Although the payment to company X and the surrender of the data licensing rights by company X made it possible for the taxpayer to acquire the data licensing rights from Y, the payment itself is not a royalty as it was not made to the owner of the data licensing rights to acquire those rights but was paid to a third party as compensation for the surrender of the rights company X had obtained from Y.
It is considered that there is a presumption in the definition of 'royalty' or 'royalties' in paragraph (c) of subsection 6(1) of the ITAA 1936 that a payment made as consideration 'for the supply of .... commercial knowledge or information' must be made to the owner of the commercial knowledge or information to constitute a royalty. This view is supported by the comments made by the High Court of Australia in Stanton v. Federal Commissioner of Taxation (1955) 92 CLR 630; (1955) 11 ATD 1; (1955) 6 AITR 216, viz: ...the payments which the grantees of monopolies such as patents and copyrights receive under licenses and payments which the owner of the soil obtains....
Further support for the above view is found in Taxation Ruling IT 2660, which discusses the ordinary meaning of 'royalty' and how that meaning is extended by the definition in subsection 6(1) of the ITAA 1936. For present purposes paragraph 10(b) of IT 2660 states that a common law royalty will have the following feature: The payment is made to the person who owns the right to confer that beneficial privilege or right - Barrett v. F. C. of T. (1968) 118 CLR 666; Sherritt Gordon Mines Ltd; Case H9 76 ATC 39; 20 CTBR (NS) Case 64. However, the payment would still be a royalty if paid to another person or otherwise applied or dealt with at the direction of the owner.
Y did not receive any part of the amount the taxpayer paid to company X for the surrender of the data licensing rights.
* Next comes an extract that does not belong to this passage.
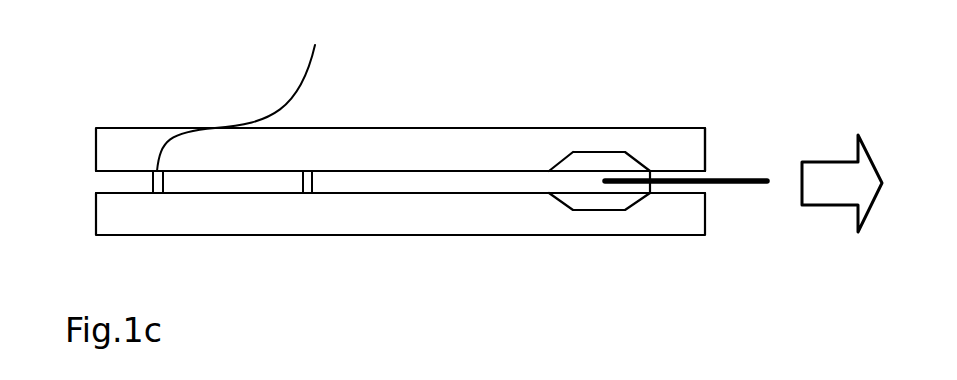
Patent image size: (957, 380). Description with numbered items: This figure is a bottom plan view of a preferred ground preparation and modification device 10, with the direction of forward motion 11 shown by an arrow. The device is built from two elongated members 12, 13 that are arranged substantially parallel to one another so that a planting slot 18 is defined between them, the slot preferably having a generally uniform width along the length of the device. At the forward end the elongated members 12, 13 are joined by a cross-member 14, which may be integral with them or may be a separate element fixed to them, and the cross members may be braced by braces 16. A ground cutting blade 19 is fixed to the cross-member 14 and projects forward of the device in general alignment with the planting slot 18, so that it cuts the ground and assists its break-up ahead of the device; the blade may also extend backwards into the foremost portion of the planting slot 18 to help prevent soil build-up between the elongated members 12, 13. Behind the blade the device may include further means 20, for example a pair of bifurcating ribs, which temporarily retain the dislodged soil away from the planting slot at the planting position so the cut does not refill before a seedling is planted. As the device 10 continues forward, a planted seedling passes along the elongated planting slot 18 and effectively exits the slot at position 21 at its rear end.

Furthermore, the consideration was not paid to another person or otherwise applied or dealt with at the direction of Y. The entire payment remained with company X and no part of the payment passed to the owner of the data licensing rights, Y.
Accordingly, the payment made by the taxpayer to company X is not a royalty for the purposes of paragraph (c) of the definition of 'royalty' or 'royalties' in subsection 6(1) of the ITAA 1936.